A reflexão sobre a acção e a reflexão sobre a reflexão na acção são as análises que, com recurso a palavras, o professor realiza a posteriori sobre as características e processos da sua própria acção, relacionando o conhecimento na acção e a reflexão na acção com a situação problemática e o seu contexto. Como afirma Schön (1992a: 36), “podemos reflectir sobre a acção, retomando o nosso pensamento sobre o que fizemos

para descobrir como o nosso conhecimento em acção possa ter contribuído para um resultado inesperado”.
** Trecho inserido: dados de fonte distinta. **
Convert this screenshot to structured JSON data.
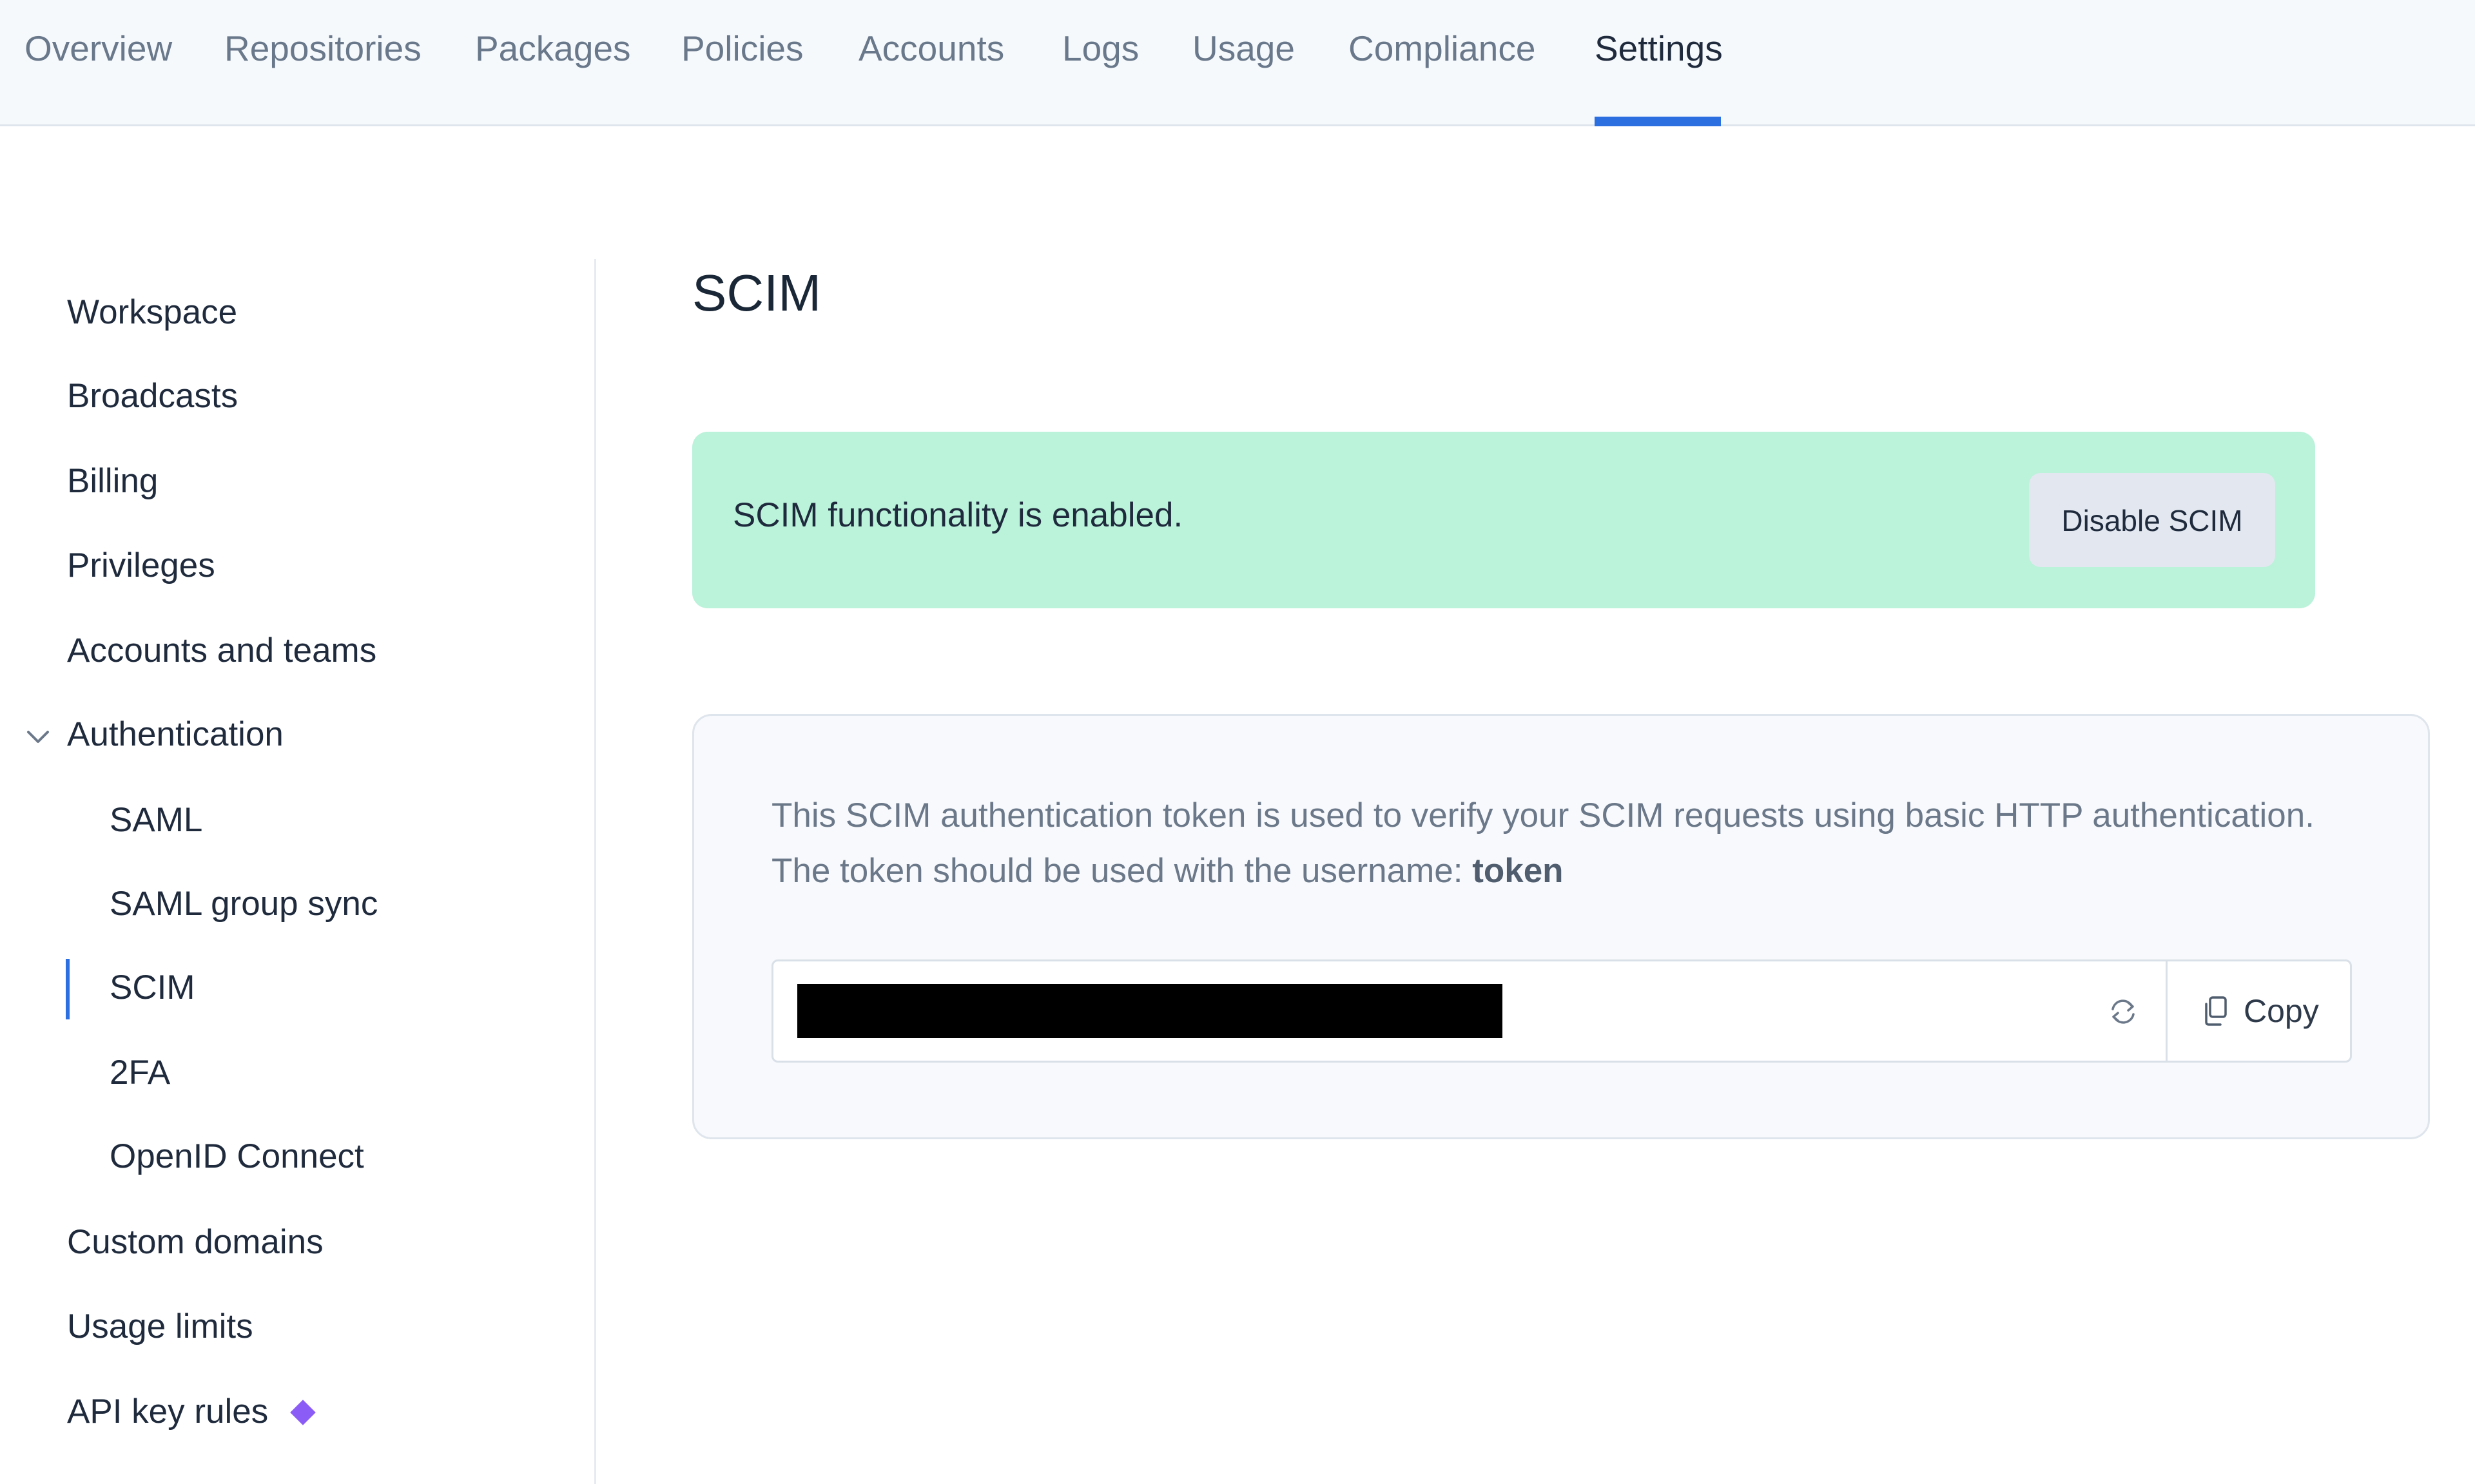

Todos estes processos, interligados e complementares uns dos outros, constituem o pensamento prático do professor com o qual enfrenta as situações divergentes da prática, proporcionando-lhe uma intervenção prática racional.

Nos estudos produzidos pelos autores alinhados com o conhecimento prático é possível encontrar fortes ligações mas igualmente algumas diferenças. Por um lado, embora partindo de pressupostos, processos e resultados diferenciados, tanto Elbaz e Clandinin como Schön recorrem a métodos diferentes dos convencionalmente usados na ciência social, que consideram desajustados, e aceitam que o conhecimento profissional surge e se apoia na experiência e na acção. Por outro lado, Elbaz, Clandinin e atribuem grande importância às declarações, narrativas e relatos dos professores quer como conhecimento que eles possuem quer como meios que revelam esse conhecimento, sendo Schön mais cauteloso em admitir como conhecimento o que os professores dizem ou fazem, remetendo-o para a acção e para a reflexão decorrente da experiência e da actividade docente.